Les conséquences de cette belle pensée ne sont pourtant pas assumées dans des actes qui la font vraie et ressentie.

Pour que le plus grand nombre de vivants sur un terre commune puisse être outillé à ne pas se laisser embarquer dans la destruction de l’autre, pour qu’un discours mauvais et haineux soit refusé par la masse, l’éducation de la personne est indispensable. Apprendre la maîtrise du langage et ne pas faire des mots ce qu’ils ne sont pas : des absolus. Un mot ne prend son sens que dans la compréhension que lui accorde celui qui le reçoit.

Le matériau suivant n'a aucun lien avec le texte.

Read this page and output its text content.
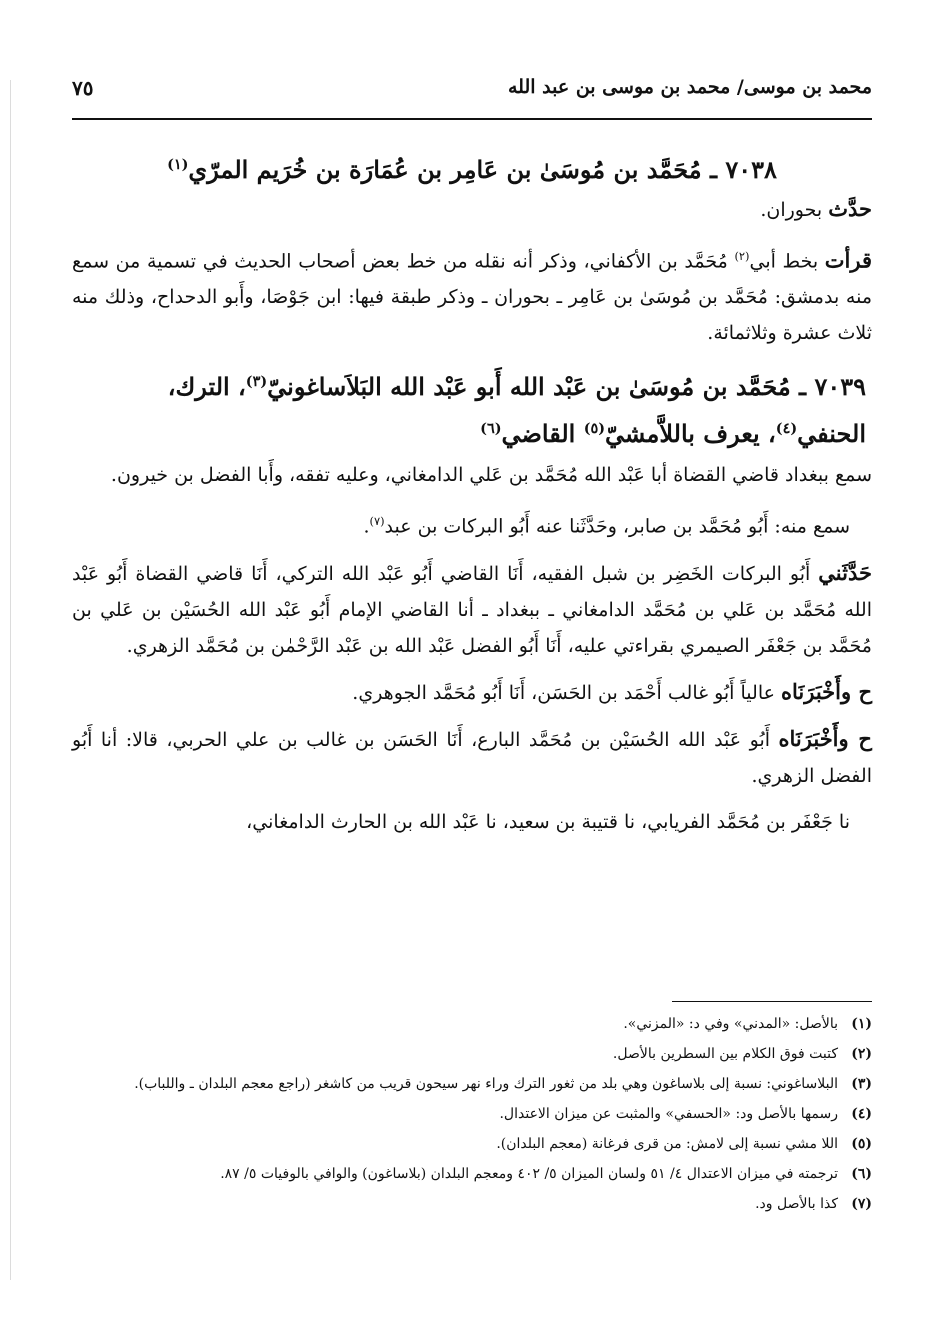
محمد بن موسى/ محمد بن موسى بن عبد الله
٧٥
٧٠٣٨ ـ مُحَمَّد بن مُوسَىٰ بن عَامِر بن عُمَارَة بن خُرَيم المرّي$^{(١)}$

حدَّث بحوران.

قرأت بخط أبي$^{(٢)}$ مُحَمَّد بن الأكفاني، وذكر أنه نقله من خط بعض أصحاب الحديث في تسمية من سمع منه بدمشق: مُحَمَّد بن مُوسَىٰ بن عَامِر ـ بحوران ـ وذكر طبقة فيها: ابن جَوْصَا، وأَبو الدحداح، وذلك منه ثلاث عشرة وثلاثمائة.

٧٠٣٩ ـ مُحَمَّد بن مُوسَىٰ بن عَبْد الله أَبو عَبْد الله البَلاَساغونيّ$^{(٣)}$، الترك، الحنفي$^{(٤)}$، يعرف باللاَّمشيّ$^{(٥)}$ القاضي$^{(٦)}$

سمع ببغداد قاضي القضاة أبا عَبْد الله مُحَمَّد بن عَلي الدامغاني، وعليه تفقه، وأَبا الفضل بن خيرون.

سمع منه: أَبُو مُحَمَّد بن صابر، وحَدَّثَنا عنه أَبُو البركات بن عبد$^{(٧)}$.

حَدَّثَني أَبُو البركات الخَضِر بن شبل الفقيه، أَنَا القاضي أَبُو عَبْد الله التركي، أَنَا قاضي القضاة أَبُو عَبْد الله مُحَمَّد بن عَلي بن مُحَمَّد الدامغاني ـ ببغداد ـ أنا القاضي الإمام أَبُو عَبْد الله الحُسَيْن بن عَلي بن مُحَمَّد بن جَعْفَر الصيمري بقراءتي عليه، أَنَا أَبُو الفضل عَبْد الله بن عَبْد الرَّحْمٰن بن مُحَمَّد الزهري.

ح وأَخْبَرَنَاه عالياً أَبُو غالب أَحْمَد بن الحَسَن، أَنَا أَبُو مُحَمَّد الجوهري.

ح وأَخْبَرَنَاه أَبُو عَبْد الله الحُسَيْن بن مُحَمَّد البارع، أَنَا الحَسَن بن غالب بن علي الحربي، قالا: أنا أَبُو الفضل الزهري.

نا جَعْفَر بن مُحَمَّد الفريابي، نا قتيبة بن سعيد، نا عَبْد الله بن الحارث الدامغاني،

(١)
بالأصل: «المدني» وفي د: «المزني».
(٢)
كتبت فوق الكلام بين السطرين بالأصل.
(٣)
البلاساغوني: نسبة إلى بلاساغون وهي بلد من ثغور الترك وراء نهر سيحون قريب من كاشغر (راجع معجم البلدان ـ واللباب).
(٤)
رسمها بالأصل ود: «الحسفي» والمثبت عن ميزان الاعتدال.
(٥)
اللا مشي نسبة إلى لامش: من قرى فرغانة (معجم البلدان).
(٦)
ترجمته في ميزان الاعتدال ٤/ ٥١ ولسان الميزان ٥/ ٤٠٢ ومعجم البلدان (بلاساغون) والوافي بالوفيات ٥/ ٨٧.
(٧)
كذا بالأصل ود.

Quand un suisse dit "bleu" en regardant le ciel de sa montagne, son cri ne dit pas la même chose que le flamand qui dit "bleu" en regardant la mer du Nord !

Utiliser librement des mots pour dire sa pensée implique que l’auteur assume l’acte du langage. Dans la presse parlée ou écrite, il y a beaucoup de mots, des bons et des mauvais. Il y aussi – heureusement - des idées, des bonnes et des mauvaises. Parfois, sous le fallacieux prétexte du droit d’informer un public acquis à la cause, bonne ou mauvaise, de l’éditeur dit responsable, les récits s’éloignent de l’événement. L’auteur projette son ressenti dans des mots. En conséquence, apprenons à renoncer au mythe de l’objectivité absolue : il n’y a plus que des transpositions livrées au lecteur ou à l’auditeur qui en parlera à sa manière. Pourquoi "Vu et entendu à la télévision !" a-t-il valeur de vérité absolue, qu’elle soit une vérité marchande ou une vérité factuelle ? Quel est l’investissement personnel indispensable à la liberté de penser pour résister à la tentation, pour comprendre, croire et agir bellement ?

Nos dirigeants sont-ils prêts à investir un maximum de moyens pour qu’il existe beaucoup, beaucoup, beaucoup, d’hommes et de femmes libres pensants qui seront, nécessairement, des désobéissants en puissance, des personnes capables de refuser le diktat du "Il est évident que…"

Si le pouvoir des mots doit être questionné, l’usage des mots doit être réfléchi. Les plus fragiles humainement, en quête raison d’exister et qui en

sont privés, sont comme des éponges qui absorbent avec volupté ce qui pourrait les valoriser. Il est bon de les immuniser préventivement de toute dogmatique, simplement par respect de leur personne. Il faut aussi leur apprendre à lire leur vécu et à ne pas succomber à la fatalité. Nul n’est dans les mains d’une Puissance Supérieure qui a décidé à sa place. Ils entendent des mots qui enchantent mais ils doivent apprendre à les relativiser.  La loi de la relativité de M. Einstein n’est pas qu’une réalité physique ou mathématique, elle s’applique aussi aux mots, au langage et à leur usage. Eduquer à cette relativité est la meilleure manière, à mes yeux, de faire droit à la liberté d’expression parce que d’autres sauront relativiser la portée malfaisante ou excessive de certaines évidences. Par l’excès de lois correctrices du principe de base, nous restons globalement en état d’immaturité. Comme le fœtus, nous préférons généralement l’abri utérin des lois punitives plutôt que la condition bonne d’adultes responsables.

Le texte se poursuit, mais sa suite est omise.